Company News & Announcements

Johnny and Noya smelling and sipping for the best possible recipe

While making whiskey may look easy on TV(I promise we’re nothing like those dudes on “Moonshiners”), there is an art to crafting a spirit that pleases discerning palates. And there is an even finer art in creating a product that is consistently excellent like our Colkegan Single Malt Whiskey.

The challenge is that every batch and even every barrel of whiskey is different. One batch of grain could be different from the last or themaltster might have smoked it slightly differently this time. The yeast might act differently in the fermenter. But more often than not, these variables are generally constant.

The biggest variance in the whiskey usually comes from the barrels it is aged in. Each barrel is unique. One may have slightly more char on the inside, or be slightly more porous than a barrel from the same facility. Each tree used to make the barrels is unique, as are people or snowflakes, so this is to be expected.

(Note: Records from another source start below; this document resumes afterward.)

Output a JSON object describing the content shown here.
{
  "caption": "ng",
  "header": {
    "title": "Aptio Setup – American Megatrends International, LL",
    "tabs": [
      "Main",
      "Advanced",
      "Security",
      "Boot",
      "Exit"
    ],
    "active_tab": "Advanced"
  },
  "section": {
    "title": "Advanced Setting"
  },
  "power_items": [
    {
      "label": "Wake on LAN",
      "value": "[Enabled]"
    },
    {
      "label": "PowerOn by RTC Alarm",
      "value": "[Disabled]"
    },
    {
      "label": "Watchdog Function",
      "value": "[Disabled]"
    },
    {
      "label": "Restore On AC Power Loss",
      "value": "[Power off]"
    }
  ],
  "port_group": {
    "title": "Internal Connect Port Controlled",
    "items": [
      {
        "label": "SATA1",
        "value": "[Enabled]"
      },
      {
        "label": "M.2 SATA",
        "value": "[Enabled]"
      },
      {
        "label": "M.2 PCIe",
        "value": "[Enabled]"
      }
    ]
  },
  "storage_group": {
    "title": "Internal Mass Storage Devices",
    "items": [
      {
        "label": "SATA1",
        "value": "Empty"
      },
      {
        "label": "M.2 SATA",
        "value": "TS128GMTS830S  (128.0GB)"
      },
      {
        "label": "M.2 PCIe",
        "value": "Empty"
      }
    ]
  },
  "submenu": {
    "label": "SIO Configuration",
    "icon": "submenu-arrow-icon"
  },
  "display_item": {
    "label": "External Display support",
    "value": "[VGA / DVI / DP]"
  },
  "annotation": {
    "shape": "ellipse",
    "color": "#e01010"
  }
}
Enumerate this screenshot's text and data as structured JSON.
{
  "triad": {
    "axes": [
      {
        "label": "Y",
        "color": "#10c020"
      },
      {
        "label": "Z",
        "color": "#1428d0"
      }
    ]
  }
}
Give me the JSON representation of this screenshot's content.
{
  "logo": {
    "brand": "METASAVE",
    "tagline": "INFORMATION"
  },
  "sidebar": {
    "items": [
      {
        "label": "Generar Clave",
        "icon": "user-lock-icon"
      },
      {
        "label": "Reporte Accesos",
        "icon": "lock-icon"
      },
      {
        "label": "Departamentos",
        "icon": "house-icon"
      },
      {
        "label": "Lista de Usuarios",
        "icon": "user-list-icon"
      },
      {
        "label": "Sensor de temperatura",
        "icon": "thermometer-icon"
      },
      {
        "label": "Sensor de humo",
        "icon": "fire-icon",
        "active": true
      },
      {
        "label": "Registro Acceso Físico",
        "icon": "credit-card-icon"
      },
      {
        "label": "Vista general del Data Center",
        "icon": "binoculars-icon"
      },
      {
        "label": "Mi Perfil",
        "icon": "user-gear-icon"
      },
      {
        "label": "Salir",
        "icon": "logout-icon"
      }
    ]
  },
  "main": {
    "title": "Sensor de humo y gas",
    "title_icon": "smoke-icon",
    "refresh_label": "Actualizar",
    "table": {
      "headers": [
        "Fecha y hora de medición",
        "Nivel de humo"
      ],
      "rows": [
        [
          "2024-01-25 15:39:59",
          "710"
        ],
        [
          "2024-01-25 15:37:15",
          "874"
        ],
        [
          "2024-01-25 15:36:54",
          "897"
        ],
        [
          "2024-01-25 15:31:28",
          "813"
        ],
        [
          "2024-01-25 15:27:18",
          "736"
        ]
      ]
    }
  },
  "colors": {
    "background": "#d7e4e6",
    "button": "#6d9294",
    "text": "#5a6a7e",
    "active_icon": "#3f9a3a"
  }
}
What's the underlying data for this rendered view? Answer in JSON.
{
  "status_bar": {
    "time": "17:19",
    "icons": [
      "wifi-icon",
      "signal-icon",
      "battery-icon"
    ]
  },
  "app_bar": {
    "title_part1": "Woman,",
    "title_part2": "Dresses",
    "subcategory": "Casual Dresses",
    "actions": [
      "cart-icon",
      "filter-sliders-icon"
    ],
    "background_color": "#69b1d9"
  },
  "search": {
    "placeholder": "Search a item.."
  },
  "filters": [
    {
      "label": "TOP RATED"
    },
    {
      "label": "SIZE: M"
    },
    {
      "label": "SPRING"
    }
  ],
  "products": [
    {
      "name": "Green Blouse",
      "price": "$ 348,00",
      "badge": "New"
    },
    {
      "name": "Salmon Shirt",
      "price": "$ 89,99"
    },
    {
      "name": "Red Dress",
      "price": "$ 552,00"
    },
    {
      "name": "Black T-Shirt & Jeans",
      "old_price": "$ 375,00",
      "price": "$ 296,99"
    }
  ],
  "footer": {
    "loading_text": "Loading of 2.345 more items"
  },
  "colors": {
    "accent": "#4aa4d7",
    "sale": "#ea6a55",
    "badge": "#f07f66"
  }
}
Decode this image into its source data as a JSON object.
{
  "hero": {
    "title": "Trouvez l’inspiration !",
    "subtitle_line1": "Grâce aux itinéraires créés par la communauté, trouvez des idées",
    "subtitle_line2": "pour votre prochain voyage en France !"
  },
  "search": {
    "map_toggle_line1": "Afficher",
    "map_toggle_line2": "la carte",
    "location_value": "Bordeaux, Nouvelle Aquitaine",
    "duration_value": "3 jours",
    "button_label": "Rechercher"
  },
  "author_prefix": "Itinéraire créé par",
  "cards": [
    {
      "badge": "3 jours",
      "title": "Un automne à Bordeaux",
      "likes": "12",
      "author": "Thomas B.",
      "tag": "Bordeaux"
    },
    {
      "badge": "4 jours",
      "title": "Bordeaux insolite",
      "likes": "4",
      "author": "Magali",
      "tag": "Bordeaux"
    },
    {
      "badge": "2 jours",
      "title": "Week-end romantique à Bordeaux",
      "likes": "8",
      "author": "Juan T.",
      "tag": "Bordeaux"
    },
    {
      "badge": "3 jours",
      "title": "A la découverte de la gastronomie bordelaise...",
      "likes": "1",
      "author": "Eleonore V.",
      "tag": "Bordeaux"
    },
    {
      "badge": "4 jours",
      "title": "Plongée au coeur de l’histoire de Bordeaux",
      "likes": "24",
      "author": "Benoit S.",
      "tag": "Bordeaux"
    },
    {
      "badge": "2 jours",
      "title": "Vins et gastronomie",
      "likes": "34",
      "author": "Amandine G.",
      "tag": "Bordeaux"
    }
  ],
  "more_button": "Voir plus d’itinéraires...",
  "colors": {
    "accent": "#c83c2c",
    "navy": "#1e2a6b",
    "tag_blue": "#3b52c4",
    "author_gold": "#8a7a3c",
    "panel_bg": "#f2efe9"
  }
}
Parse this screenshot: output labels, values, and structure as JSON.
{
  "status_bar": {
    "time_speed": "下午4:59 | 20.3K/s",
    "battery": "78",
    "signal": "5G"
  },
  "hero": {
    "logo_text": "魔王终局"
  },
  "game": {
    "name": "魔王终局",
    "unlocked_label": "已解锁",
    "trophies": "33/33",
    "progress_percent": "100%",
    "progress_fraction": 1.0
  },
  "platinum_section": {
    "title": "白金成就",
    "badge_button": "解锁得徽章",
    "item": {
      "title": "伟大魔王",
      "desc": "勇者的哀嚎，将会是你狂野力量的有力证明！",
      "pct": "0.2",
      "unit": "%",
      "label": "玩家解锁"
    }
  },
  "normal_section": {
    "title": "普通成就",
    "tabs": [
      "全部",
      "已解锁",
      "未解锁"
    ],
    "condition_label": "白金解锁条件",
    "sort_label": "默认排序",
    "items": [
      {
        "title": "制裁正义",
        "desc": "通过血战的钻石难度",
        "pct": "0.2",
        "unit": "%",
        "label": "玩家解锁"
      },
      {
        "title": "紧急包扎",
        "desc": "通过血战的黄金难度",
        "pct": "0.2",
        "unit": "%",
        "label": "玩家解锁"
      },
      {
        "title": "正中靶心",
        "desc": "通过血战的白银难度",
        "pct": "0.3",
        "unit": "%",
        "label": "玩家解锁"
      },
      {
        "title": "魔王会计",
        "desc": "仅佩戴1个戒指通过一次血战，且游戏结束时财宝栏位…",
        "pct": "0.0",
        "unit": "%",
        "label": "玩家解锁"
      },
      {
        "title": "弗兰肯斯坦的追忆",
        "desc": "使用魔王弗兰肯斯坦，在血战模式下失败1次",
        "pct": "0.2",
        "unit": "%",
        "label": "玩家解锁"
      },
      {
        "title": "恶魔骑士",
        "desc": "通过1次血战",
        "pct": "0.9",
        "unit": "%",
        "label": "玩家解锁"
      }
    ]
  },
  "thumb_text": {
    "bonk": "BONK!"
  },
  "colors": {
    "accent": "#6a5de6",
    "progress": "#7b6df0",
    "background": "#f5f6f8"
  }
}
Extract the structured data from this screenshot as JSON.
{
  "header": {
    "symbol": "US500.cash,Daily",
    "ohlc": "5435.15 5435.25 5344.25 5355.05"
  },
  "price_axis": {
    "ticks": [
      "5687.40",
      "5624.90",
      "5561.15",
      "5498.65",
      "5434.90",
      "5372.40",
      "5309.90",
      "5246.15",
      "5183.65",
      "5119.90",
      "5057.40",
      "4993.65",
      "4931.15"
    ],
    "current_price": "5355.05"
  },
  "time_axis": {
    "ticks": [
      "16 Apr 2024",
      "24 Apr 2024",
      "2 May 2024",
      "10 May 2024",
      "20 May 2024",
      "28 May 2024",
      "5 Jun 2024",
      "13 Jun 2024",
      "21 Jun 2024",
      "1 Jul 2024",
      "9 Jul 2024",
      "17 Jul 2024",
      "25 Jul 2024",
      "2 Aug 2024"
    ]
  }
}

But this presents many challenges to the distiller. Out of several barrels of whiskey, each is unique after two-plus years of aging. Some barrels allow more evaporation (the famed ‘Angel’s Share’) and some impart different flavors. We can’t sell single barrel bottlings because the finished product would never be consistent. It would probably still be extremely tasty, but our fans want to know the bottle they buy this month is the same as the bottle they bought a few months ago.

What we do is combine individual barrels to match the flavor profile of previous batches of Colkegan. This is where the art comes in. Finding a blend that is consistent is no easy task. OK, it’s not unpleasant work, but it’s not easy. Essentially Johnny, our head distiller, and Noya, the assistant distiller, sample each barrel, looking (er, tasting) for the characteristics needed for a batch of Colkegan. They need enough smokiness to come through the aroma and initial taste. They need the sweetness of finish that we are known for with Colkegan. On top of that as our whiskey stock ages there is an evolution of flavors that we’re working toward, so it’s a balance of retaining what we love about previous batches while allowing it to continue to age. It takes a well trained, and sensitive, palate.

Some barrels smell amazing, but don’t have the finish we need. Some finish very well on the palate, but lack the aroma or smokiness to match our signature style. The most recent batch of Colkegan took almost three weeks to blend. It used nine barrels to get the flavor and aroma profiles just right. (To contrast, the previous batch used eight barrels and the one before that was four.) That was a lot of tasting and a lot of notes.